La Journée mondiale de sensibilisation à l’autisme

Honorables sénateurs, c’est aujourd’hui la Journée mondiale de sensibilisation à l’autisme, qui est reconnue par 192 pays membres des Nations Unies.

Un certain nombre de sénateurs se sont joints à nous dans l’édifice de l’Ouest, hier, où nous avons réuni des groupes travaillant pour la cause des personnes autistes ainsi que des parlementaires et leur personnel. Nous avons eu une bonne journée. Ces groupes travaillaient autrefois chacun de leur côté, mais ils sont maintenant réunis sous le vocable de Canadian ASD Alliance. La rencontre d’hier visait à sensibiliser les parlementaires et à créer des liens entre les décideurs et les gens qui travaillent fort quotidiennement au nom des personnes atteintes d’autisme.

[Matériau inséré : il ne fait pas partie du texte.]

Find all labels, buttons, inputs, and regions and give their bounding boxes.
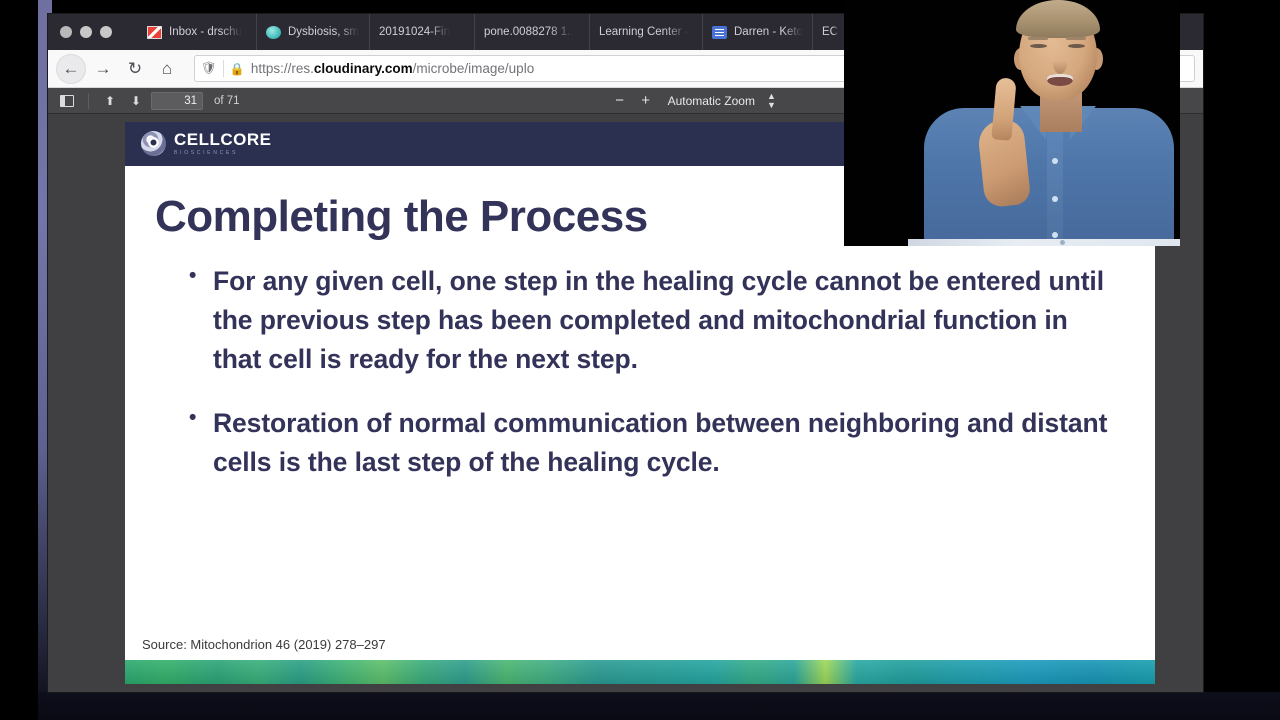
reload-icon[interactable]: ↻ bbox=[120, 54, 150, 84]
down-arrow-icon[interactable]: ⬇ bbox=[125, 91, 147, 111]
list-item: For any given cell, one step in the heal… bbox=[189, 261, 1109, 378]
sidebar-toggle-icon[interactable] bbox=[56, 91, 78, 111]
up-arrow-icon[interactable]: ⬆ bbox=[99, 91, 121, 111]
zoom-controls: − + Automatic Zoom ▲ ▼ bbox=[612, 90, 776, 110]
presenter-eyebrow-left bbox=[1028, 37, 1048, 40]
tab-inbox[interactable]: Inbox - drschu bbox=[138, 14, 256, 50]
brand-tagline: BIOSCIENCES bbox=[174, 150, 239, 157]
logo-mark-icon bbox=[141, 131, 166, 157]
teal-circle-icon bbox=[266, 25, 281, 39]
tab-label: Inbox - drschu bbox=[169, 26, 242, 38]
presenter-mouth bbox=[1047, 74, 1073, 86]
shield-icon[interactable]: 🛡 bbox=[201, 61, 217, 76]
zoom-level-label: Automatic Zoom bbox=[667, 93, 755, 108]
zoom-select[interactable]: Automatic Zoom ▲ ▼ bbox=[667, 90, 776, 110]
laptop-camera-dot bbox=[1060, 240, 1065, 245]
home-icon[interactable]: ⌂ bbox=[152, 54, 182, 84]
bullet-list: For any given cell, one step in the heal… bbox=[155, 261, 1109, 481]
laptop-edge bbox=[908, 239, 1180, 246]
minus-icon[interactable]: − bbox=[612, 92, 628, 109]
presenter-eye-left bbox=[1030, 44, 1047, 48]
tab-label: 20191024-Fin bbox=[379, 26, 450, 38]
url-text: https://res.cloudinary.com/microbe/image… bbox=[250, 61, 535, 76]
tab-learning-center[interactable]: Learning Center - bbox=[589, 14, 702, 50]
page-total-label: of 71 bbox=[214, 94, 240, 107]
screen: Inbox - drschu Dysbiosis, sm 20191024-Fi… bbox=[0, 0, 1280, 720]
shirt-button bbox=[1052, 232, 1058, 238]
tab-pone[interactable]: pone.0088278 1.. bbox=[474, 14, 589, 50]
brand-name: CELLCORE bbox=[174, 130, 272, 150]
shirt-button bbox=[1052, 196, 1058, 202]
gmail-icon bbox=[147, 25, 162, 39]
window-traffic-lights bbox=[48, 14, 138, 50]
cellcore-logo-icon: CELLCORE BIOSCIENCES bbox=[141, 130, 272, 157]
divider bbox=[222, 60, 224, 77]
desktop-wallpaper-bottom bbox=[38, 692, 1280, 720]
page-number-input[interactable]: 31 bbox=[151, 91, 203, 110]
tab-label: EC bbox=[822, 26, 838, 38]
shirt-button bbox=[1052, 158, 1058, 164]
updown-caret-icon: ▲ ▼ bbox=[766, 90, 776, 110]
plus-icon[interactable]: + bbox=[638, 92, 654, 109]
document-icon bbox=[712, 25, 727, 39]
minimize-window-button[interactable] bbox=[80, 26, 92, 38]
back-arrow-icon[interactable]: ← bbox=[56, 53, 86, 84]
maximize-window-button[interactable] bbox=[100, 26, 112, 38]
presenter-eye-right bbox=[1068, 44, 1085, 48]
slide-footer-gradient bbox=[125, 660, 1155, 684]
divider bbox=[88, 92, 89, 109]
close-window-button[interactable] bbox=[60, 26, 72, 38]
list-item: Restoration of normal communication betw… bbox=[189, 403, 1109, 481]
tab-20191024[interactable]: 20191024-Fin bbox=[369, 14, 474, 50]
presenter-video-overlay[interactable] bbox=[844, 0, 1180, 246]
source-citation: Source: Mitochondrion 46 (2019) 278–297 bbox=[142, 637, 386, 652]
padlock-icon[interactable]: 🔒 bbox=[230, 62, 245, 76]
tab-label: Dysbiosis, sm bbox=[288, 26, 359, 38]
presenter-nose bbox=[1053, 52, 1067, 74]
tab-label: Darren - Ketos bbox=[734, 26, 803, 38]
forward-arrow-icon[interactable]: → bbox=[88, 54, 118, 84]
tab-darren-ketos[interactable]: Darren - Ketos bbox=[702, 14, 812, 50]
shirt-placket bbox=[1047, 126, 1063, 246]
tab-label: pone.0088278 1.. bbox=[484, 26, 574, 38]
presenter-eyebrow-right bbox=[1066, 37, 1086, 40]
tab-label: Learning Center - bbox=[599, 26, 689, 38]
tab-dysbiosis[interactable]: Dysbiosis, sm bbox=[256, 14, 369, 50]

Aujourd’hui, la ministre de la Santé a annoncé que le Canada reconnaissait la Journée internationale de sensibilisation à l’autisme. Je suis heureux qu’elle ait pris cette mesure importante, mais il ne s’agit en fait que d’une déclaration qui n’a pas force de loi.

Mon projet de loi, le S-210, dont le Comité sénatorial permanent des affaires sociales, des sciences et de la technologie est maintenant saisi et qui a l’aval des sénateurs Keon et Oliver, établit deux points très importants dans son préambule. D’abord, il constate que le Canada ne possède aucune stratégie nationale en matière d’autisme; ensuite il nous rappelle que le Canada est signataire de la Convention des Nations Unies relative aux droits de l’enfant et de la Convention des Nations Unies relative aux droits des personnes handicapées.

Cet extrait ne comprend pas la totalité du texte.